Ler transcrição do episódio
Olá, estamos aqui para mais um episódio do nosso estudo do livro Gênesis no Velho Testamento à Luz da Doutrina Espírita. No episódio anterior, nós adentramos o famoso capítulo 15 do livro de Gênesis e entramos em uma divisão ou um ciclo que compõe a estrutura literária desse livro Gênesis, que é o ciclo que trata de Abraão, a sua história, o seu chamado e todos os fatos que cercam essa personagem da mais alta importância na Bíblia e das religiões. É bom lembrar que Abraão é o patriarca da religião judaica, do cristianismo e do islamismo.
Os muçulmanos também. Portanto, há um movimento em Israel que tenta criar um diálogo interreligioso entre cristãos, judeus e muçulmanos, estabelecendo uma fraternidade, um respeito entre as três grandes religiões, que se chama, esse movimento, Filhos de Abraão. Abraão representa, então, o fundador, a base das religiões monoteístas, das três grandes religiões monoteístas da Terra, a judaica, a cristã e a muçulmana. Portanto, é uma figura muito, muito, muito importante. No episódio anterior, nós comentamos, levando em conta a abordagem que nós tentamos fazer neste estudo, que é uma abordagem que conjuga os elementos espirituais com também uma aproximação literária do texto.

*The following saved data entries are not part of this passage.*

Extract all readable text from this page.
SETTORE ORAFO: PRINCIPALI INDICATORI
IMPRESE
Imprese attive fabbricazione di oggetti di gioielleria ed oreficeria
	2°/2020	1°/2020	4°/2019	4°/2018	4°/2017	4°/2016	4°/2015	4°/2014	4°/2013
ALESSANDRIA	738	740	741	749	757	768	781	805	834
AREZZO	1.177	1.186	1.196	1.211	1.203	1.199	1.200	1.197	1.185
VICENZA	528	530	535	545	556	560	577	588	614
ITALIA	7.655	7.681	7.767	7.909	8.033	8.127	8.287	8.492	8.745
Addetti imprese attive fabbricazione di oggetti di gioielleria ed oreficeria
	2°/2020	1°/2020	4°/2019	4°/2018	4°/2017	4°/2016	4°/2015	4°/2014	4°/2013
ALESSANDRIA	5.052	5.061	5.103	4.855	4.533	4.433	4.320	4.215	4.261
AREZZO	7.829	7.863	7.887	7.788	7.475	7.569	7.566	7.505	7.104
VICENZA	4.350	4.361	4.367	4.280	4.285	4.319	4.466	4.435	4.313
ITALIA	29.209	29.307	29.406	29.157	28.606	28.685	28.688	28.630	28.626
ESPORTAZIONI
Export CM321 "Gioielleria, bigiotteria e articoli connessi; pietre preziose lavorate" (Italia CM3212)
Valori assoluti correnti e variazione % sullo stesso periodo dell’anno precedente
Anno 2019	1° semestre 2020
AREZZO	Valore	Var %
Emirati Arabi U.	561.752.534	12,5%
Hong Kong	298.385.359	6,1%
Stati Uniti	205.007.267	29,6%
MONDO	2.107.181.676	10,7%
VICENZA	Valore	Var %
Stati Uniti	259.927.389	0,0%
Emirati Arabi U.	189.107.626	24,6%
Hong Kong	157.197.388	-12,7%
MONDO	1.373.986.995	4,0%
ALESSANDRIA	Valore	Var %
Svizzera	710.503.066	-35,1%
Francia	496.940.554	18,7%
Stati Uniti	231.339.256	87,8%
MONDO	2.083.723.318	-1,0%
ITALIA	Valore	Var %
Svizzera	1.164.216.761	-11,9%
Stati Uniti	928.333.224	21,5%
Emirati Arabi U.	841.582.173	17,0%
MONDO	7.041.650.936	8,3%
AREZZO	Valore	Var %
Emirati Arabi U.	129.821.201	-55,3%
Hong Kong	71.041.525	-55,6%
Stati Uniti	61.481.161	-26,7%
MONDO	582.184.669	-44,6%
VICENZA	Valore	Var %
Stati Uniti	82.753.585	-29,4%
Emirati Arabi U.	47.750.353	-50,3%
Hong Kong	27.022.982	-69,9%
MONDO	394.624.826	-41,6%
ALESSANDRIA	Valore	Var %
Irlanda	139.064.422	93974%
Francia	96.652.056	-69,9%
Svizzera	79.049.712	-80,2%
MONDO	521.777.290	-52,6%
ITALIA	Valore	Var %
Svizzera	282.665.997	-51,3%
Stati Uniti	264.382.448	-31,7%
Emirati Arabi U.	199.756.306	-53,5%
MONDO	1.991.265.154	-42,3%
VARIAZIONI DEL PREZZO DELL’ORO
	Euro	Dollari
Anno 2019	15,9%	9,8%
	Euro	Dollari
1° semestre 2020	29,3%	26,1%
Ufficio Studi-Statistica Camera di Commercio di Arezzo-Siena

Nós também examinamos os aspectos da literatura, da formação do texto, da articulação das partes, do conjunto do livro, para que a gente possa, entendendo a sua estrutura literária, possa compreender como que o sentido foi desdobrado dentro desta forma, dentro desta estrutura literária. E nós comentamos aqui que com Abraão inicia-se um grande conjunto de temas. O primeiro tema é o tema do chamado, da convocação, do chamado. E Abraão, então, é chamado do politeísmo para o monoteísmo. É chamado para constituir as bases da primeira revelação.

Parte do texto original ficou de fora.